Earlier in the day tens of thousands of people crowded around giant screens erected for the big match, only to see their team crash out 4-1.

Summing up the ebullient spirit among Glastonbury-goers, John Hutcheon refused to allow the loss to mar the music.

“There is definitely more to life than football,” said the 24-year-old from Hull.


This year raincoats and rubber boots were replaced by bare chests and bikinis as temperatures soared.

Around 150,000 people danced to acts including Gorillaz, Muse, Radiohead, Scissor Sisters, Shakira and Snoop Dogg, as well as hundreds of less famous names playing across a bewildering array of stages and venues.
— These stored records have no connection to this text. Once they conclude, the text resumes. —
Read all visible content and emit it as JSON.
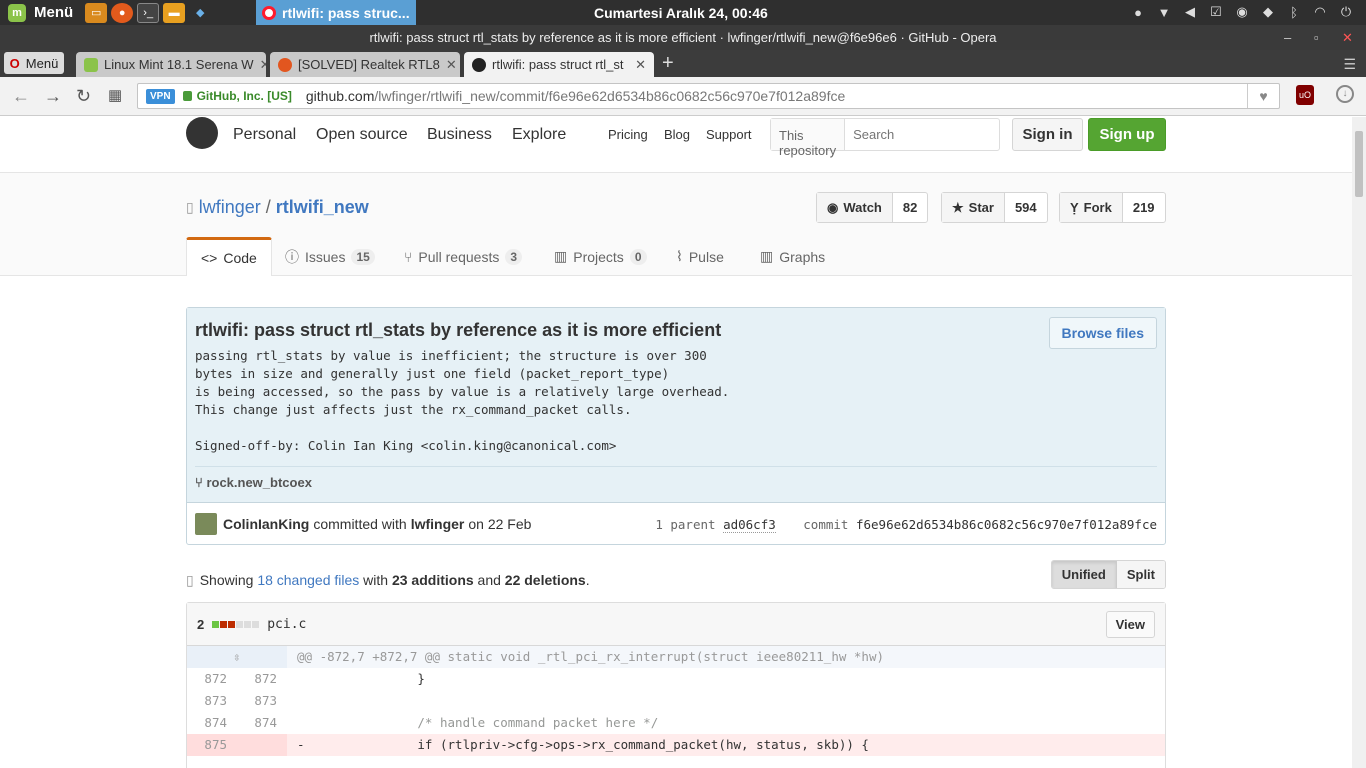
{
  "panel": {
    "menu_label": "Menü",
    "active_task": "rtlwifi: pass struc...",
    "clock": "Cumartesi Aralık 24, 00:46"
  },
  "window": {
    "title": "rtlwifi: pass struct rtl_stats by reference as it is more efficient · lwfinger/rtlwifi_new@f6e96e6 · GitHub - Opera"
  },
  "tabs": {
    "opera_menu": "Menü",
    "items": [
      {
        "label": "Linux Mint 18.1 Serena W"
      },
      {
        "label": "[SOLVED] Realtek RTL8"
      },
      {
        "label": "rtlwifi: pass struct rtl_st"
      }
    ]
  },
  "toolbar": {
    "vpn": "VPN",
    "cert": "GitHub, Inc. [US]",
    "url_host": "github.com",
    "url_path": "/lwfinger/rtlwifi_new/commit/f6e96e62d6534b86c0682c56c970e7f012a89fce"
  },
  "gh": {
    "nav": [
      "Personal",
      "Open source",
      "Business",
      "Explore"
    ],
    "sub": [
      "Pricing",
      "Blog",
      "Support"
    ],
    "search_scope": "This repository",
    "search_placeholder": "Search",
    "signin": "Sign in",
    "signup": "Sign up"
  },
  "repo": {
    "owner": "lwfinger",
    "sep": "/",
    "name": "rtlwifi_new",
    "watch": {
      "label": "Watch",
      "count": "82"
    },
    "star": {
      "label": "Star",
      "count": "594"
    },
    "fork": {
      "label": "Fork",
      "count": "219"
    },
    "tabs": {
      "code": "Code",
      "issues": "Issues",
      "issues_count": "15",
      "pulls": "Pull requests",
      "pulls_count": "3",
      "projects": "Projects",
      "projects_count": "0",
      "pulse": "Pulse",
      "graphs": "Graphs"
    }
  },
  "commit": {
    "title": "rtlwifi: pass struct rtl_stats by reference as it is more efficient",
    "browse": "Browse files",
    "description": "passing rtl_stats by value is inefficient; the structure is over 300\nbytes in size and generally just one field (packet_report_type)\nis being accessed, so the pass by value is a relatively large overhead.\nThis change just affects just the rx_command_packet calls.\n\nSigned-off-by: Colin Ian King <colin.king@canonical.com>",
    "branch": "rock.new_btcoex",
    "author": "ColinIanKing",
    "committed_with": "committed with",
    "committer": "lwfinger",
    "date": "on 22 Feb",
    "parent_label": "1 parent",
    "parent_sha": "ad06cf3",
    "commit_label": "commit",
    "sha": "f6e96e62d6534b86c0682c56c970e7f012a89fce"
  },
  "toc": {
    "showing": "Showing",
    "changed": "18 changed files",
    "with": "with",
    "additions": "23 additions",
    "and": "and",
    "deletions": "22 deletions",
    "period": ".",
    "unified": "Unified",
    "split": "Split"
  },
  "file": {
    "count": "2",
    "name": "pci.c",
    "view": "View",
    "hunk": "@@ -872,7 +872,7 @@ static void _rtl_pci_rx_interrupt(struct ieee80211_hw *hw)",
    "lines": [
      {
        "old": "872",
        "new": "872",
        "code": "                }"
      },
      {
        "old": "873",
        "new": "873",
        "code": ""
      },
      {
        "old": "874",
        "new": "874",
        "code": "                /* handle command packet here */"
      },
      {
        "old": "875",
        "new": "",
        "code": "-               if (rtlpriv->cfg->ops->rx_command_packet(hw, status, skb)) {"
      }
    ]
  }
}
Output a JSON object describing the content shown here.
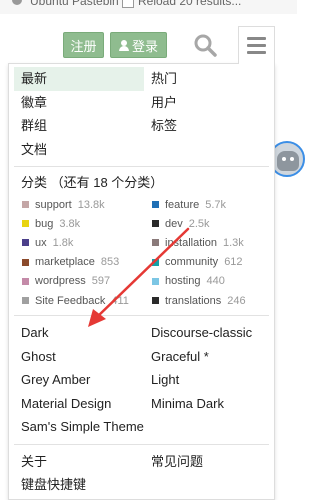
{
  "top_strip": {
    "left_text": "Ubuntu Pastebin",
    "right_text": "Reload 20 results..."
  },
  "header": {
    "register_label": "注册",
    "login_label": "登录",
    "search_icon": "search-icon",
    "menu_icon": "hamburger-icon"
  },
  "nav": {
    "links": [
      {
        "label": "最新",
        "active": true
      },
      {
        "label": "热门",
        "active": false
      },
      {
        "label": "徽章",
        "active": false
      },
      {
        "label": "用户",
        "active": false
      },
      {
        "label": "群组",
        "active": false
      },
      {
        "label": "标签",
        "active": false
      },
      {
        "label": "文档",
        "active": false
      }
    ]
  },
  "categories": {
    "heading": "分类 （还有 18 个分类）",
    "items": [
      {
        "name": "support",
        "count": "13.8k",
        "color": "#c4a6a6"
      },
      {
        "name": "feature",
        "count": "5.7k",
        "color": "#1f6fb5"
      },
      {
        "name": "bug",
        "count": "3.8k",
        "color": "#e8d410"
      },
      {
        "name": "dev",
        "count": "2.5k",
        "color": "#2a2a2a"
      },
      {
        "name": "ux",
        "count": "1.8k",
        "color": "#4b3f8a"
      },
      {
        "name": "installation",
        "count": "1.3k",
        "color": "#8a7a7a"
      },
      {
        "name": "marketplace",
        "count": "853",
        "color": "#8b4a2b"
      },
      {
        "name": "community",
        "count": "612",
        "color": "#17a0a6"
      },
      {
        "name": "wordpress",
        "count": "597",
        "color": "#c48aa8"
      },
      {
        "name": "hosting",
        "count": "440",
        "color": "#7cc6e4"
      },
      {
        "name": "Site Feedback",
        "count": "411",
        "color": "#a0a0a0"
      },
      {
        "name": "translations",
        "count": "246",
        "color": "#2a2a2a"
      }
    ]
  },
  "themes": {
    "items": [
      "Dark",
      "Discourse-classic",
      "Ghost",
      "Graceful *",
      "Grey Amber",
      "Light",
      "Material Design",
      "Minima Dark",
      "Sam's Simple Theme"
    ]
  },
  "footer_links": {
    "about": "关于",
    "faq": "常见问题",
    "shortcuts": "键盘快捷键"
  },
  "annotation": {
    "arrow_color": "#e53935"
  }
}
Eavis, who founded the event in 1970 when 1,500 punters paid a pound each to attend what was then known as the Pilton Pop Festival, said he had had the best birthday ever.

“I’ve never enjoyed myself so much,” said the softly-spoken 74-year-old, describing his Saturday night when English rockers Muse were joined on stage by U2 guitarist The Edge for one of this year’s highlights.

“I didn’t feel tired, I had such a buzz off it, and I was very proud of what I’d created. For four or five hours it was total magic.”

He added he had already identified three headline acts for the next festival, but declined to name them.

Glastonbury is one of the music world’s most coveted slots for performers because of the size of the crowds and reputation it has built over the years.

The 2010 edition has not all been easy, however.

Gorillaz were brought in at the last moment to replace U2 as the opening act, and, despite performing with the likes of Lou Reed and Bobby Womack during their Friday slot, they failed to win the crowd over.

But rappers Dizzee Rascal and Snoop Dogg, a surprise set by Radiohead, Kylie Minogue’s brief guest appearance with Scissor Sisters and Colombian singer Shakira’s sizzling set helped lift the mood through Saturday.